Lifetime Learning Credit (LLC)
May save you up to $1,000/year in federal taxes.
20% tax credit for the first $5,000 paid for qualified expenses. After 2002, a 20% tax credit on the first $10,000 paid.
No limit on a number of tax years you may claim LLC.
Covers tuition and fees.
Available to college juniors, seniors, graduate and professional students – and to students taking individual classes to improve job skills
You qualify by paying tuition and fees for yourself (if independent), your spouse, or your dependent child.
Student activity fees, athletic fees, and other expenses do not count toward your credit.
Grants and scholarships will reduce the tuition and fees used to determine your credit.
Eligibility decreases for modified adjusted gross incomes between $40,000 – $50,000 (filing single) and $80,000 – $100,000 (married, filing jointly). Cannot claim with modified AGIs above these limits.
You benefit from tax credits only to the extent you owe federal income tax. If you don’t owe taxes, you won’t receive a tax credit.

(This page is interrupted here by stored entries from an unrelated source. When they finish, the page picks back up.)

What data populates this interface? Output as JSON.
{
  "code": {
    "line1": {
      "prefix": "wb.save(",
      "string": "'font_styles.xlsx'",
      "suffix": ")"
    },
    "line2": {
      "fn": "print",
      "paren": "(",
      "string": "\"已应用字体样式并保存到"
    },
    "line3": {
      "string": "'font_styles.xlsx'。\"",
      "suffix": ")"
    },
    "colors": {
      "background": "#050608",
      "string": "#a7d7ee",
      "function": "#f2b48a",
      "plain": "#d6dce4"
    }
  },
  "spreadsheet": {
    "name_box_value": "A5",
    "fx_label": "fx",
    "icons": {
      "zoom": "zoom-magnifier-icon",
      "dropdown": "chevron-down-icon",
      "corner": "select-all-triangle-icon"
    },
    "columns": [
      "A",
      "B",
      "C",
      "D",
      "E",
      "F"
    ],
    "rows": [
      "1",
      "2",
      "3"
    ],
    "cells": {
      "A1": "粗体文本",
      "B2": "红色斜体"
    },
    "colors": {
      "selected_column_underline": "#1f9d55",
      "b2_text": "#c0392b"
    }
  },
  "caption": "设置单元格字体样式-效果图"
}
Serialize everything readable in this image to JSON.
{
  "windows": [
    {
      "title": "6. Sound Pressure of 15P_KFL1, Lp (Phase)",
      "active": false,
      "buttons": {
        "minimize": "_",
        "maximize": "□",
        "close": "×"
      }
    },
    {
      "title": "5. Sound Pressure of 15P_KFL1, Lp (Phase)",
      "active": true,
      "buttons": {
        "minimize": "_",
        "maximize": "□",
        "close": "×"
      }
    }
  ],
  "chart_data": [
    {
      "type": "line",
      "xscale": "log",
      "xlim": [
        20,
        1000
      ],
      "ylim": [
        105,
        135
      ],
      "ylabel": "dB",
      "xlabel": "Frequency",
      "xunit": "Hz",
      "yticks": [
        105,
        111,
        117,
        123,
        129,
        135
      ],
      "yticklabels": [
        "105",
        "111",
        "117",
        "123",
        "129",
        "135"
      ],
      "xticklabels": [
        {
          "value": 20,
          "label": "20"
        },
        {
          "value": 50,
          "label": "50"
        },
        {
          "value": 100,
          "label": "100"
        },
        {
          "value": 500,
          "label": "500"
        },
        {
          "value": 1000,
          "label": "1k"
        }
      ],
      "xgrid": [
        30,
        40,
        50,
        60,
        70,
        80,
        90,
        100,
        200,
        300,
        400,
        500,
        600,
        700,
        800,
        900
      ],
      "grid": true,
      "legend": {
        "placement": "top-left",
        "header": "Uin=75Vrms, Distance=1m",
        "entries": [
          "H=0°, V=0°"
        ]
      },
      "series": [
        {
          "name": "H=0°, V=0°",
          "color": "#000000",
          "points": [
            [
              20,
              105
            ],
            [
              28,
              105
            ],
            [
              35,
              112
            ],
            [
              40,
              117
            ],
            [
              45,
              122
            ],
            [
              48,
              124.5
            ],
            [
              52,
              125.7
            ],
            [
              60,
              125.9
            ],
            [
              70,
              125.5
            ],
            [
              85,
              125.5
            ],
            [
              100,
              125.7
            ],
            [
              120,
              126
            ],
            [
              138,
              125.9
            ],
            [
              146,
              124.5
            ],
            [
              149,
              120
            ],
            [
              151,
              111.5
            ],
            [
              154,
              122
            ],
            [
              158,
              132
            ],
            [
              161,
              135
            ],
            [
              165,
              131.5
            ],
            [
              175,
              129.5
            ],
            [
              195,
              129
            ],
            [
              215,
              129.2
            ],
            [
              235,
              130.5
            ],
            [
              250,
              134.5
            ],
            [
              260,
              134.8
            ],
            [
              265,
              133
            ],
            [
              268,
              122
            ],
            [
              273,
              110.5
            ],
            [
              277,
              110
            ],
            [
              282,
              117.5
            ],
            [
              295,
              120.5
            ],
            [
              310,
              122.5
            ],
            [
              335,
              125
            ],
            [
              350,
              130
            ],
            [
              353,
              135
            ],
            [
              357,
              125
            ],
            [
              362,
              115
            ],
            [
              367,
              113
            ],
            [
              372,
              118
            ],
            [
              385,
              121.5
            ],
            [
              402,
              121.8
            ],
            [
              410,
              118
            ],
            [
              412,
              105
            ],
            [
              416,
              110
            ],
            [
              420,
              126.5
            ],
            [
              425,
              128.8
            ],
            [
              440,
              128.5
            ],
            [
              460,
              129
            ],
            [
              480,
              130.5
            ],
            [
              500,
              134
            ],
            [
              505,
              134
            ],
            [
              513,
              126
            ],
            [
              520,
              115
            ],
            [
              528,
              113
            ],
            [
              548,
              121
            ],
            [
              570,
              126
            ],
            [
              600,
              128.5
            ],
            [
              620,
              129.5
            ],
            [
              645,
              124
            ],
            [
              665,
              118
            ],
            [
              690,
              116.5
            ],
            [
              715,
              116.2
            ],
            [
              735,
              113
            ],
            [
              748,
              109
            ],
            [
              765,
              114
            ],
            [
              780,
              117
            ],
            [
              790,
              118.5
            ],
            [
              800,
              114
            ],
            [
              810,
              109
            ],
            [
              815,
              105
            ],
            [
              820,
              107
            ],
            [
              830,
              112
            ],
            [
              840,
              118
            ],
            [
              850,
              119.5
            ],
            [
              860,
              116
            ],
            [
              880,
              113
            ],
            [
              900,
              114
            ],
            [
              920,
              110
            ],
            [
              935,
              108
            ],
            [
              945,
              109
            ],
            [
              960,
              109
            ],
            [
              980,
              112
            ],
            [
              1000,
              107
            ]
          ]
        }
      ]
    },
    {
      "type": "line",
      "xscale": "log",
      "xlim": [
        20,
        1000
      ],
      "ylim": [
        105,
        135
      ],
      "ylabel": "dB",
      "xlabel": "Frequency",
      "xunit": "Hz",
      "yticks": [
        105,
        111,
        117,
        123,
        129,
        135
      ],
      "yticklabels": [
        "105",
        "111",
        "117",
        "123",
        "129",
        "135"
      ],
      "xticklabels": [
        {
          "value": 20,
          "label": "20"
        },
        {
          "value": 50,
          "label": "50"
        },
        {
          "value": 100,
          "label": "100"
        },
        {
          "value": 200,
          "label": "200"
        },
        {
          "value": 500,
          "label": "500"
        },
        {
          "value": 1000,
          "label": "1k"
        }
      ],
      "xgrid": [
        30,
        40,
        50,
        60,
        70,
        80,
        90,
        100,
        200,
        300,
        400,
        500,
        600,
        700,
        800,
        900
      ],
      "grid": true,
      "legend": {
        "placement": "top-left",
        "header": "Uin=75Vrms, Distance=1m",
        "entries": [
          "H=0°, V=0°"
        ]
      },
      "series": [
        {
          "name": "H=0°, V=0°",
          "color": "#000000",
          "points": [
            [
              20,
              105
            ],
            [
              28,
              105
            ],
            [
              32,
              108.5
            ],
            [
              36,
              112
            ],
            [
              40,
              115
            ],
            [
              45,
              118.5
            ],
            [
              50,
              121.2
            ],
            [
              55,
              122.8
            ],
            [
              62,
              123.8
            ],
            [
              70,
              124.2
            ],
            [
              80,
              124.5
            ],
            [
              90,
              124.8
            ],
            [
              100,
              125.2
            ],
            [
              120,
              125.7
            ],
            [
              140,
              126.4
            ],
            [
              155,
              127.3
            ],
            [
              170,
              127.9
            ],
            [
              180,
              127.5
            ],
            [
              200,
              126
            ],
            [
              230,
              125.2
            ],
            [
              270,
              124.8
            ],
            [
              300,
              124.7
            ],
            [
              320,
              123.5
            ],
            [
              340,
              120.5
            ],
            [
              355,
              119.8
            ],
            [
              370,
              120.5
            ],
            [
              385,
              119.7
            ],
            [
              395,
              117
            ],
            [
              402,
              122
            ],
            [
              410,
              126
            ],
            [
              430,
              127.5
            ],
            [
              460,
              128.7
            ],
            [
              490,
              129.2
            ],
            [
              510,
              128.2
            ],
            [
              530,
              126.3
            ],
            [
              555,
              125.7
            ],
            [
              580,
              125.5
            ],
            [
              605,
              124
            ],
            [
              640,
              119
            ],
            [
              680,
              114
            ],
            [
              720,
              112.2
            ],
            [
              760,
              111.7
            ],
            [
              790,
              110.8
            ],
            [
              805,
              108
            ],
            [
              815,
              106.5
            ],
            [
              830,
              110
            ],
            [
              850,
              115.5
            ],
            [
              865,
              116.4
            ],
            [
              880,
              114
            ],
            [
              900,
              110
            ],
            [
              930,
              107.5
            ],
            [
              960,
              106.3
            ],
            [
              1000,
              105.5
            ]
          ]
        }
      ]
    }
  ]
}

Student loan interest deduction
Parents and independent students may deduct interest on loans borrowed to meet college expenses
The deduction is for interest payments made during the first 60 months (5 years) in which interest payments are required.
Deduction diminishes for modified gross income between $40,000 – $55,000 (single filers) and $60,000 – $75,000 (married, filing jointly). Cannot deduct if income is above these amounts.
Maximum deduction in 1999, $1,500; in 2000, $2,000; 2001 and beyond, $2,500.
You are not required to itemize to receive the deduction.
Dependents may not claim the deduction.
Married couples must file jointly to receive the deduction.
Coverdell Education Savings Account
For each child under age 18, families may deposit $2,000 per year into a Coverdell Education Savings Account (formerly an Education IRA) in the child’s name. Earnings will accumulate tax-free. No taxes will be due upon withdrawal if the money is used to pay for post-secondary tuition and required fees, books, equipment, and eligible room and board expenses. Once the child reaches age 30, the account must be closed or transferred to a younger member of the family.
A taxpayer’s ability to contribute to a Coverdell account is phased out when the taxpayer is a joint filer with an adjusted gross income between $190,000 and $220,000, or a single filer with an adjusted gross income between $95,000 and $110,000. Note that a student who receives a tax-free distribution from a Coverdell account can also benefit from the Hope or Lifetime Learning education tax credits in the same year. For more information on these tax benefits, read IRS Publication 970, Tax Benefits for Higher Education. You can also consult your tax advisor.
Qualified Tuition Programs (QTP)
A qualified tuition program (QTP) allows family members to either prepay, or contribute to an account established for paying, a student’s qualified higher education expenses at an education institution eligible to participate in U.S. Department of Education student aid programs. Both states and eligible institutions can establish and maintain such programs.
When a family uses a qualified state-sponsored tuition program to save for college, no tax is due in connection with the plan either as funds accumulate or at the time of withdrawal, as long as the distribution is less than the beneficiary’s adjusted qualified higher education expenses. The same is true for institution-sponsored QTPs, except that only earnings distributed after January 1, 2004 are not taxable.
Using IRA withdrawals for college costs
You may withdraw from an IRA to pay higher education expenses for yourself, your spouse, your child or grandchild.
You will owe federal income tax on the amount withdrawn, but will not be subject to the 10% early withdrawal penalty.